R197 substitutions can affect Ig light chain folding. COS cells were transfected with the indicated BiP constructs along with mouse λ light chains. Cells were pulse-labeled with [³⁵S]methionine in the presence of DTT (0) and then chased in complete media without DTT for 45 min. Cell lysates were immunoprecipitated with anti-λ antibodies, and proteins were electrophoresed under nonreducing conditions. The migration of completely reduced, partially oxidized, and completely oxidized light chains is indicated at the right.

Fig. 5.

Effects of R197 substitutions on Ig assembly. COS cells were transfected with the indicated BiP constructs along with vectors encoding Ig γ HC and λ light chain. Cells were pulse-labeled (0) and chased for the indicated times. The media from the 2-h chase (2m) was saved, and both cell lysates and culture supernatants were immunoprecipitated with anti-γ HC antiserum. Samples were analyzed under nonreducing conditions, and the mobility of assembly intermediates is indicated at the left.

Fig. 6.

Model for functional interactions between nucleotide and substrate-binding domains. (A) When BiP is in the ATP-bound form, which is open for substrate binding, the SBD interacts with the NBD in a way resulting in the protection of a 60-kDa fragment when the protein is treated with protease.

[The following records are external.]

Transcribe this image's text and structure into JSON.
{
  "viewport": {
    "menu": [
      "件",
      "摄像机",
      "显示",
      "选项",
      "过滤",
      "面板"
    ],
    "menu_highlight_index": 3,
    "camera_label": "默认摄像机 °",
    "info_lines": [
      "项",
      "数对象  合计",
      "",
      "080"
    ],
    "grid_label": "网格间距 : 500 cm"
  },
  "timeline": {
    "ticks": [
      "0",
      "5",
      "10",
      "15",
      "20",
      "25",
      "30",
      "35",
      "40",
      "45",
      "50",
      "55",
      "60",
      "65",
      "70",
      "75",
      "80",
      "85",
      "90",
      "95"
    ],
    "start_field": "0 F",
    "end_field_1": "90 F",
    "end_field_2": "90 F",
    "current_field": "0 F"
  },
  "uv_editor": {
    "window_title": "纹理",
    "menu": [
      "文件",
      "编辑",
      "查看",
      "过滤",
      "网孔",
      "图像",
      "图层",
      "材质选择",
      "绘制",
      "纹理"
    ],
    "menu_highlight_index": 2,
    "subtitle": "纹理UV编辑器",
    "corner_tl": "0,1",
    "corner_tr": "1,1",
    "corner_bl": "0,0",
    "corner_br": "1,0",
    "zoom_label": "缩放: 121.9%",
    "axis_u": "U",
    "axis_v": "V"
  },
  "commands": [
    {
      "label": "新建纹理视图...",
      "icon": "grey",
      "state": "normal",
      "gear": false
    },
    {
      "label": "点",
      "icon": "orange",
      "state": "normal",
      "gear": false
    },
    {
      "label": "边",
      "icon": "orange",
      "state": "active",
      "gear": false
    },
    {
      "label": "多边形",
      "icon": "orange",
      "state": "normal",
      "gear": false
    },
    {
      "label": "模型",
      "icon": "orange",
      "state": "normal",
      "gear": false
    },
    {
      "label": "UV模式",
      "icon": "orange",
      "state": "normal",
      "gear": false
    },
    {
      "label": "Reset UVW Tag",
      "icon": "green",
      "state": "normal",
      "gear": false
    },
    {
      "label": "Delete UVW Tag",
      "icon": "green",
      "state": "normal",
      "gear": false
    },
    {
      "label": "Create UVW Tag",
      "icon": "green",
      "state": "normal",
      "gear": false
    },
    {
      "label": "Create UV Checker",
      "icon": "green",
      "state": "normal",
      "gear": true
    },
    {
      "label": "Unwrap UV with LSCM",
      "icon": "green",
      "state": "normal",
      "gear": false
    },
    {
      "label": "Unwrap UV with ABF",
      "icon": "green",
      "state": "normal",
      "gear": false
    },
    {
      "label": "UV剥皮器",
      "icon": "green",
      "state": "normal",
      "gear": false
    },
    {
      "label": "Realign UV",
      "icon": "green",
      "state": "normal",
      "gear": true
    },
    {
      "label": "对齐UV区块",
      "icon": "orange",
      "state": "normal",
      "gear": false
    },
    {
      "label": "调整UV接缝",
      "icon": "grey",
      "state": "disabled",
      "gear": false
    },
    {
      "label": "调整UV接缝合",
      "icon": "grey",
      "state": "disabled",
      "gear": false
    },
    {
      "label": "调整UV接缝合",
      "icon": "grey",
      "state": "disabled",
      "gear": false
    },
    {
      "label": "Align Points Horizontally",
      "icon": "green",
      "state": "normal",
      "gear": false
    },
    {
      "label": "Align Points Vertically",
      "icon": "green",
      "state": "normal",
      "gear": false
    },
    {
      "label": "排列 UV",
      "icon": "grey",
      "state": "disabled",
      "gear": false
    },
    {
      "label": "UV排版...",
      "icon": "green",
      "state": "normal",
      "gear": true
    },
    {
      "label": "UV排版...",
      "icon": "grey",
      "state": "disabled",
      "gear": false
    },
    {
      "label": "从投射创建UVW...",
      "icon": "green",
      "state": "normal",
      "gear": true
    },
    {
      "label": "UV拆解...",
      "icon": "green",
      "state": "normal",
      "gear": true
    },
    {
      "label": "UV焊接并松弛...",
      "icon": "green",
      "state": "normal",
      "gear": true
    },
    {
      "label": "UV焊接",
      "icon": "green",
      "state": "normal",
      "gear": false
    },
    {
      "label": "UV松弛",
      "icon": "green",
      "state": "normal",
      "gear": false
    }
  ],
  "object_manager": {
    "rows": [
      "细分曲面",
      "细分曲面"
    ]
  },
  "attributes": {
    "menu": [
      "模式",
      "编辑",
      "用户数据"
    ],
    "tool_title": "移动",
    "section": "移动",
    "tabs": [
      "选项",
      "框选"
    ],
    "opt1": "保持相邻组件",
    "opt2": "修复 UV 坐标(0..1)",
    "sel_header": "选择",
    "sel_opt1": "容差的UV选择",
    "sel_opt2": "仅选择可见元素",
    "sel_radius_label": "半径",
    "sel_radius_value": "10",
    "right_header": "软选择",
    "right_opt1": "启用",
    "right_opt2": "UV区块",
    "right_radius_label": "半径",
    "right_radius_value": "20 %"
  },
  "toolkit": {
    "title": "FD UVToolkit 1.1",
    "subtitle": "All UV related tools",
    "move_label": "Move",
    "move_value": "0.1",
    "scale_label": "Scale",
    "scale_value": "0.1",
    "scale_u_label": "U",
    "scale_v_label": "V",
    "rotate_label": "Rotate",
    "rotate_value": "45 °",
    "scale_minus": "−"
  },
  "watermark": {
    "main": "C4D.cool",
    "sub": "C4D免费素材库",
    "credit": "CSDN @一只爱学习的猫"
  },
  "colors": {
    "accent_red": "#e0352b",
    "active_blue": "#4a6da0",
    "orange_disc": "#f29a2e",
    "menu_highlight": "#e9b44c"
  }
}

Hydrolysis of ATP induces closing of the SBD and an alteration in its interaction of the NBD, so that only a 44-kDa fragment is now protected. (B) Mutation of R197 (red asterisk) on the NBD to a neutral or negatively charged residue mimics the ADP-bound form in that the two domains no longer interact in a way that allows protection of a 60-kDa fragment and induces closing of the SBD. (C) ERdj3 (triangle) binds to the ATP-bound form of BiP and serves to push the SBD domain away from the NBD and thus relieve the suppression to ATP hydrolysis that this domain provides and concomitantly to close the SBD.

Fig. 7.

Mutation of negative residues on the SBD of BiP can affect interdomain communication and ATP hydrolysis. (A) Recombinant proteins corresponding to wild-type BiP, three single-point mutants in the SBD, and a TM in which all three residues were combined were incubated with a fusion protein corresponding to ERdj3 J domain and GST. Bound material was subjected to SDS/PAGE analysis and detected by Coomassie blue staining. (B) The indicated recombinant BiP proteins were incubated with ATP, ADP, or no nucleotide and treated with proteinase K as described in Fig. 2. (C) Recombinant BiP proteins were analyzed for ATPase activity alone (−), with ERdj3 (J), with peptide C (C), and with the two together (J/C).